Client-centered approaches

  • Client-Centered Therapy, an approach developed by Carl Rogers, requires the individual to accept unconditional positive regard, accurate empathy, and genuineness as the three necessary and sufficient conditions for personal change.
  • Unconditional Positive Regard is where the therapist accepts the patient for who they are and provides support no matter their opinion.
  • Genuineness is for a patient to feel un-inhibited, opening up with every secret and detail that can help a therapist understand the roots and causes, as well as help, develop a healthy relationship of trust between the therapist and the patient.
  • Empathetic Understanding means that the therapist must be emphatic at all times, offering positive feedback and helping the patient reach an understanding through reflecting the patient’s thoughts like a mirror, and giving the patient a better understanding of their problems.
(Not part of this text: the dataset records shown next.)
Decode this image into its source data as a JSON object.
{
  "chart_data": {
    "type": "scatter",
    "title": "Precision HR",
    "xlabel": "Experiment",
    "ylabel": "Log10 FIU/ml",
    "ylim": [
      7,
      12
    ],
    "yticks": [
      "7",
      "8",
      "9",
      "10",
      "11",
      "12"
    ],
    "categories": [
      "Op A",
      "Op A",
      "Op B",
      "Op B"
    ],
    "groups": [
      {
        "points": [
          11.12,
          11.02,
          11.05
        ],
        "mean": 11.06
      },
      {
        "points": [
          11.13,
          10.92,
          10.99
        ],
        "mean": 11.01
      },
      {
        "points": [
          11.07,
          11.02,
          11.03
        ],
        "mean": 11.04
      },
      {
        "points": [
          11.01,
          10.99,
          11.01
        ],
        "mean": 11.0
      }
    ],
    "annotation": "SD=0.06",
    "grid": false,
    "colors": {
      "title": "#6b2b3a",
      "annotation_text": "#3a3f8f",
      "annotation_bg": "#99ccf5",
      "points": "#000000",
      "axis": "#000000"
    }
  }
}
Source: https://positivepsychologyprogram.com/client-centered-therapy/

Psychoanalysis
This is the brainchild of Sigmund Freud and modified over time by his students and followers. This school of thought relegates all addictions to homosexual and perverse fantasies, which is no longer an acceptable approach to the issue and is now directly opposed to the social cognitive theory and to modern behavior sciences. Unfortunately, some practitioners still use psychoanalysis as a tool in dealing with addiction counseling.

Relapse prevention
This is Alan Marlatt’s approach to handling risk of relapse and is an interesting tool to consider using in daily life. The core of the concept is handling risk, which means determining which actions will lead to a fork, where a decision must be made which option should be taken. In the case of an addict, it could mean the decision of driving through an area that has historical significance to the recovered addict, taking him/her near to a place that supplies the substance they were abusing. This raises the risk of being exposed to a strong trigger.

Cognitive therapy
Aaron Beck provides us with another cognitive model for substance abuse recovery. “Three types of acute drug-related beliefs have been described that contribute to urges, cravings, and ultimate use of drugs: anticipatory beliefs, relief-oriented beliefs, and permissive beliefs, and various ways have been described to assess more general, long-term beliefs pertinent to drug use. The role of the cognitive therapist is to assess, examine, and test these beliefs with the patient in order to develop more adaptive beliefs ultimately. The active application of skills and homework that tap into the patient’s adaptive beliefs helps the patient to become and remain drug-free.” This was published in his book Cognitive Therapy of Substance Abuse in 1993. Source: https://www.ncbi.nlm.nih.gov/pubmed/8289917

Emotion regulation and mindfulness
This refers to how society regulates inputs from advertising and sources of information regarding substance abuse. The most common example is the use of very graphic imagery on tobacco packages showing the most diseased of patients. The approach has not yet been tested fully and is still in its infancy, but research is showing how reduced usage of substances can be reached using negative incentives and language. Acceptance and commitment therapy (ACT) is an approach that views the core of many problems through four concepts.

FEAR:

  • Fusion with your thoughts
  • Evaluation of experience
  • Avoidance of your experience
  • Reason-giving for your behavior

The way to battle FEAR is to ACT:

  • Accept your reactions and be present
  • Choose a valued direction
  • Take action

ACT employs six core principles which are:

    1. Cognitive defusion: Learning methods to reduce the tendency to reify thoughts, images, emotions, and memories.
    2. Acceptance: Allowing unwanted private experiences (thoughts, feelings, and urges) to come and go without struggling with them.
    3. Contact with the present moment: Awareness of the here and now, experienced with openness, interest, and receptiveness.
    4. The observing self: Accessing a transcendent sense of self, a continuity of consciousness which is unchanging.
    5. Values: Discovering what is most important to oneself
    6. Committed action: Setting goals according to values and carrying them out responsibly.